We hope there will be more research in order to confirm the effects of onion (and onion family) when consumed in small quantities.


Macadamia Nuts

Macadamia nuts are toxic to dogs, although the exact chemical which is responsible has not been identified. Symptoms may include:

  • Tremor of skeletal muscles
  • Weakness or paralysis in hindquarters
  • Panting
  • Swollen limbs. Pain when these limbs are manipulated

The effects of macadamia nuts is not well researched. Without further research, it is unknown whether the effects of eating these nuts extend beyond short-term experience of the symptoms listed above. The small amount of research available suggests that as little as 6 nuts can result in the above symptoms.

Fruit seeds

The seeds of various fruits can be dangerous. Consequently, if feeding fruits to dogs, it is a good general precaution to remove the seeds.


Examples of poisonous seeds include those of apples, apricots, peaches, pears and plums.


There are many items which are toxic to people, which are also toxic to animals. The fact that we consume them at our own risk does not mean we should feed them to our dogs. One should also keep in mind that a dog (especially a small dog) may have much lower resistance than ourselves. In particular:

  • Alcohol. Some dogs will happily consume more than is good for them (or even become alcoholic). As in ourselves, excessive consumption can result in permanent damage and early death.
  • Cigarettes, tobacco, cigars. Various short-term and long-term effects.
  • Coffee grounds, coffee beans, tea.  The caffeine present in these items is unsuitable for dogs.

If one would not eat something oneself, one should consider carefully if one should feed it to a dog.
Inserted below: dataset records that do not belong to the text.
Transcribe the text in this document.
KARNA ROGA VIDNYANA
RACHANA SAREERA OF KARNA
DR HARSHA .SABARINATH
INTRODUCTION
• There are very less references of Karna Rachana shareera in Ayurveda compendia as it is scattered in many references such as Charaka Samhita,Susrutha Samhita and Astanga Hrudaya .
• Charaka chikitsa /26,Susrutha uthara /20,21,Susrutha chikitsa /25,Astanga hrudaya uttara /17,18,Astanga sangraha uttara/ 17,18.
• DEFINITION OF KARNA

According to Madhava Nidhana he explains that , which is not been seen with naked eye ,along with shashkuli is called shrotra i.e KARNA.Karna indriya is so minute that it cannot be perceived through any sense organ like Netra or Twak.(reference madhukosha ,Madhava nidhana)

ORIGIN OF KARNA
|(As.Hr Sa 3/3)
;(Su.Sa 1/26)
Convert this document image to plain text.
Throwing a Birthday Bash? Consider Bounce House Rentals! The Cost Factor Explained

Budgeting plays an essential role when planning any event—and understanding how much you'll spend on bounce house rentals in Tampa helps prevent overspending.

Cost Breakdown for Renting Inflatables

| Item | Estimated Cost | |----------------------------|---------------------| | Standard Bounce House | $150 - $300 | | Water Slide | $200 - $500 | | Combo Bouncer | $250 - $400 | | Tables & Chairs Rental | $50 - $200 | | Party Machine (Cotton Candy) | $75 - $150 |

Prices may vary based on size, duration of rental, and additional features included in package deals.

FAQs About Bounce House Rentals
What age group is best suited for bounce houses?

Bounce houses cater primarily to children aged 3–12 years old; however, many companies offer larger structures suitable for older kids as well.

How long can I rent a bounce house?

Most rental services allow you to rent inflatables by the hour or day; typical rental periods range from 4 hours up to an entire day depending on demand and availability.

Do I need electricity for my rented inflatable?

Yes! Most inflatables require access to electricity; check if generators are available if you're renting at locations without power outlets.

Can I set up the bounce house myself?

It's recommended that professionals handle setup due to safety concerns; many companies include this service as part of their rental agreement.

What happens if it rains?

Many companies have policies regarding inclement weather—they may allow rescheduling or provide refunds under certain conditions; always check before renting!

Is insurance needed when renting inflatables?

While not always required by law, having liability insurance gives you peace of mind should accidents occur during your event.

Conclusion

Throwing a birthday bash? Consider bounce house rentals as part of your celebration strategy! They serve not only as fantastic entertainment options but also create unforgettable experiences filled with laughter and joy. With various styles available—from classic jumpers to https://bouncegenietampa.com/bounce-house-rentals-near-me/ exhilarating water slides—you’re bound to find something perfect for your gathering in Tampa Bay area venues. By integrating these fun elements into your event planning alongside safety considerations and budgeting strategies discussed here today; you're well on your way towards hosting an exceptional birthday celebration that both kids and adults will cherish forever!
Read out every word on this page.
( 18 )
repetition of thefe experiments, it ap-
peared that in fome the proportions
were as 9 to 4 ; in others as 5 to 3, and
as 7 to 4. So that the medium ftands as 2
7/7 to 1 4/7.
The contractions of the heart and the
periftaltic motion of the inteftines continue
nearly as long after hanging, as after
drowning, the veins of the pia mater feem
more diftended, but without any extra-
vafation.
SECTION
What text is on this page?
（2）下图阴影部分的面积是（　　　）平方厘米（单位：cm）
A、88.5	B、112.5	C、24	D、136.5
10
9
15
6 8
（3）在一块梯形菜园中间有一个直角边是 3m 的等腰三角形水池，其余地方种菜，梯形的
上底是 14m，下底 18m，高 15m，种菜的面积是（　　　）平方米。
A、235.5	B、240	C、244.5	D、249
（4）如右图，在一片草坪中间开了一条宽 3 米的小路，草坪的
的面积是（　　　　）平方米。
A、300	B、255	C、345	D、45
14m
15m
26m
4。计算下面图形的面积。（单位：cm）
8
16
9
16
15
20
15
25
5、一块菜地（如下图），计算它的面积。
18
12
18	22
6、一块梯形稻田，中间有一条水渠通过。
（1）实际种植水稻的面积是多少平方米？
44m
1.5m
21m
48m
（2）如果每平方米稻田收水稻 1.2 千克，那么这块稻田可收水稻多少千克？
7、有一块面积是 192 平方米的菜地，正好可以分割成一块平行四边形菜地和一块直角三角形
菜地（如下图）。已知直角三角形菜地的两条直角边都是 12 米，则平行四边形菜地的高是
It is true that a dog's digestive system can withstand many things that would be dangerous to a person (this is partly due to the high acid levels in a dog's stomach). Examples of unsuitable foods that people have fed to dogs (with unfortunate results) include:

  • hops
  • mouldy or spoiled foods
  • potato peelings or green potatoes
  • rhubarb leaves
  • tomato leaves and stems

Grapes, raisons and avocados are known to be toxic to dogs. Broccoli is also reported to be toxic (in large quantities)

Toxic Levels

The amount of the above foods which can be eaten without serious injury or death varies greatly from dog to dog. In general, a large dog can eat more than a small dog and a healthy dog more than an unhealthy one. Very young or very olds dogs may be more susceptible to many toxins. A dog with certain medical conditions (which may or may not be known) may be more affected. Finally, there is simply individual variations.


Some toxins can also be cumulative. A moderate amount eaten once may not be overly dangerous, but the same amount fed every day for several days in a row may be. Likewise, a non-fatal amount of one toxin combined with a non-fatal amount of another could be deadly.


Consequently, it is extremely difficult to say exactly what amount can be eaten and survived, or what amount can be eaten with permanent injury (e.g. permanent damage to internal organs). In general, providing medical treatment in a timely fashion greatly reduce the possible effects.